Heart transplant recipients receiving organs from active COVID-19 positive donors may have an increased risk of death at six months and one year when compared to those receiving organs from recently recovered COVID-19 patients and COVID-19 negative patients, according to a study published today in the Journal of the American College of Cardiology.
These early trends should be concerning enough such that heart transplantation centers need to thoroughly evaluate and continue to weigh the risks/benefits of using hearts from active COVID-19 donors.”
Shivank Madan, MD, MHA, lead author of the study and cardiologist at the Center for Advanced Cardiac Therapy at Montefiore Medical Center/Albert Einstein College of Medicine in New York
The COVID-19 pandemic presented challenges for heart transplantation since transplant centers had to continuously modify their recipient and donor management protocols as the pandemic and understanding of the virus evolved. There continues to be a lack of data around long-term outcomes of transplants from COVID-19 infected donors, especially as new virus variants emerge.
Researchers in this study sought to determine utilization trends and outcomes of heart transplants using COVID-19 donors. According to researchers, this data is especially important because COVID-19 virus can cause endothelial dysfunction and myocardial injury in potential donors that may manifest only sub-clinically pre-transplant; currently there is no clear consensus regarding evaluation and use of COVID-19 donors for heart transplants.
The study looked at more than 27,000 donors in the United Network for Organ Sharing (UNOS) between May 2020 and June 2022; in total, donors were given more than 60,000 COVID-19 tests prior to organ procurement. Donors were considered COVID-19 donors if they tested positive at any time during terminal hospitalization. Active COVID-19 status was given to those who tested positive within two days of organ procurement and recently resolved COVID-19 status was given to those who tested positive initially but became negative prior to procurement.
Of the donors in UNOS, 1,445 were identified as COVID-19 donors, of which 1,017 were classified as active COVID-19 donors and 428 were recently resolved COVID-19 donors. Overall, 309 heart transplants used COVID-19 donors and 239 of those met study criteria.
Those receiving heart transplants from active COVID-19 donors had increased risk of mortality at six months and one year (7% vs 13.8% at six months and 9.2% vs. 23.2% at one year for non-COVID-19 vs. active COVID, respectively). Those receiving transplants from recently resolved COVID-19 donors had similar six-month and one-year mortality rates as those receiving transplants from non-COVID donors (7% vs. 8.5% at six months and 9.2% vs. 13.6% at one year for non-COVID vs. recently resolved COVID, respectively).

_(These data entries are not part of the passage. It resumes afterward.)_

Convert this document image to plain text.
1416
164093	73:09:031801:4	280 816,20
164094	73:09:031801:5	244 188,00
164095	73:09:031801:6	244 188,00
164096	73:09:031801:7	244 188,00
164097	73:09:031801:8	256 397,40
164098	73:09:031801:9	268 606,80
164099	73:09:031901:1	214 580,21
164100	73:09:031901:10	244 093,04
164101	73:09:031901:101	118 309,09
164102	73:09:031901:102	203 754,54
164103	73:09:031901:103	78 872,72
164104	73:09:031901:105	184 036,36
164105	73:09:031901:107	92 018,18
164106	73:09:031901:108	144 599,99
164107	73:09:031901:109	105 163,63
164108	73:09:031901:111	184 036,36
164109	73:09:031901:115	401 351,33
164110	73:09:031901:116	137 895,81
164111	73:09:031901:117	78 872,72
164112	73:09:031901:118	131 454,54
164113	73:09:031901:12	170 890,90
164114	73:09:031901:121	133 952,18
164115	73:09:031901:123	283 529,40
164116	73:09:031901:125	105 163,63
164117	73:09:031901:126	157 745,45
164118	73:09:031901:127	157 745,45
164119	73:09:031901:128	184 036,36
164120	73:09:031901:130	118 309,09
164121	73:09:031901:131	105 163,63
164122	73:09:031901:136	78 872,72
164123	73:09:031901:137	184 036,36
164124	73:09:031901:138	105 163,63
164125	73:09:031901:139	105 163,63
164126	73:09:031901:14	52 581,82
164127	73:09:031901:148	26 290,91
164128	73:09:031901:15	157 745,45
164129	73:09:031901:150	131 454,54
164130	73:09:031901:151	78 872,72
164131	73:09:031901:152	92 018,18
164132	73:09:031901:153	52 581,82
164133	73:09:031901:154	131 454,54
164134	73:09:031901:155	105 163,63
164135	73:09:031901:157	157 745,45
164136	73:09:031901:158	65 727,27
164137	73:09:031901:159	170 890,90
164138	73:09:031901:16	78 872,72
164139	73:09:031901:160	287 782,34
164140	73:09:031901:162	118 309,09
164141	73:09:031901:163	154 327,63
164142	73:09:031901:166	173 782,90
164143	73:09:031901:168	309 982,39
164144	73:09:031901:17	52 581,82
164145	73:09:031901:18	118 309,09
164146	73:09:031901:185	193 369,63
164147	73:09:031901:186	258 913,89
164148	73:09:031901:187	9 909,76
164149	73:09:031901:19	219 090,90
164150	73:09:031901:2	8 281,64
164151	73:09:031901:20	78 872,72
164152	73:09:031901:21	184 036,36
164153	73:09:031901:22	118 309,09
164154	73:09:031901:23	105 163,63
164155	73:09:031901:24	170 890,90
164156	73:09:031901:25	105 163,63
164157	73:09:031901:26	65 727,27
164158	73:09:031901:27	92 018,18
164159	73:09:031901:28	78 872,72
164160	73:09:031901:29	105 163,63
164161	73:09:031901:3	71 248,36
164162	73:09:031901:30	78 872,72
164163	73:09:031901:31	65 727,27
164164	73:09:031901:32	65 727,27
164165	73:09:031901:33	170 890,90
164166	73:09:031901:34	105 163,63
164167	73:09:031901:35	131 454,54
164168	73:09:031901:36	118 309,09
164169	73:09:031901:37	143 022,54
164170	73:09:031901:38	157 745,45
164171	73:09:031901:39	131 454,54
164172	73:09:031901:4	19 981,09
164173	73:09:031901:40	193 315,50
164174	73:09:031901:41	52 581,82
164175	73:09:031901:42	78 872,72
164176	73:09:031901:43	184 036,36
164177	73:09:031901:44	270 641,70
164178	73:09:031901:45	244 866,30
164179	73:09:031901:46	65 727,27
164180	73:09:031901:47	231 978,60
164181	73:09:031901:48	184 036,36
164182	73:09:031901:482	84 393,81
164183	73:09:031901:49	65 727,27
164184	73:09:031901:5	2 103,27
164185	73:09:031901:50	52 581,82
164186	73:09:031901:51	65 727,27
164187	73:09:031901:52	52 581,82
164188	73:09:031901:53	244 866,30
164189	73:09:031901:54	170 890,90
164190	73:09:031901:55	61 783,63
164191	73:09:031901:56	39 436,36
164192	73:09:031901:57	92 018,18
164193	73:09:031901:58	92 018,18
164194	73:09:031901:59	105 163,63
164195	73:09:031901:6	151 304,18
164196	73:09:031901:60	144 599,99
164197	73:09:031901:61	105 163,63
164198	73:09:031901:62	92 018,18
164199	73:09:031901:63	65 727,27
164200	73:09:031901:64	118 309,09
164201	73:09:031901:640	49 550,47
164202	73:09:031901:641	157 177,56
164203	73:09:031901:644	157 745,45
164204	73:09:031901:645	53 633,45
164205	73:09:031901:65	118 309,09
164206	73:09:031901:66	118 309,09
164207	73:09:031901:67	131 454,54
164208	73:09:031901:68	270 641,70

Researchers also found that during the study period there was increasing use of COVID-19 donors but that transplant centers were selective and mostly used donors who were younger and about 80% were male. Also, potential donors were tested for COVID-19 multiple times prior to organ procurement, with those who had at least one positive test receiving subsequent tests more often than those who tested negative the first time.
Limitations of the study include variation in the timing and frequency of COVID-19 testing during terminal hospitalization and lack of information on COVID-19 disease activity, including Ct values to indicate viral load, date of disease onset and symptom burden, or vaccination status of donor or recipient. The authors also emphasized that this is still early data, and continued evaluation of COVID-19 donors with larger sample size, longer follow up and newer variants of COVID-19 is needed.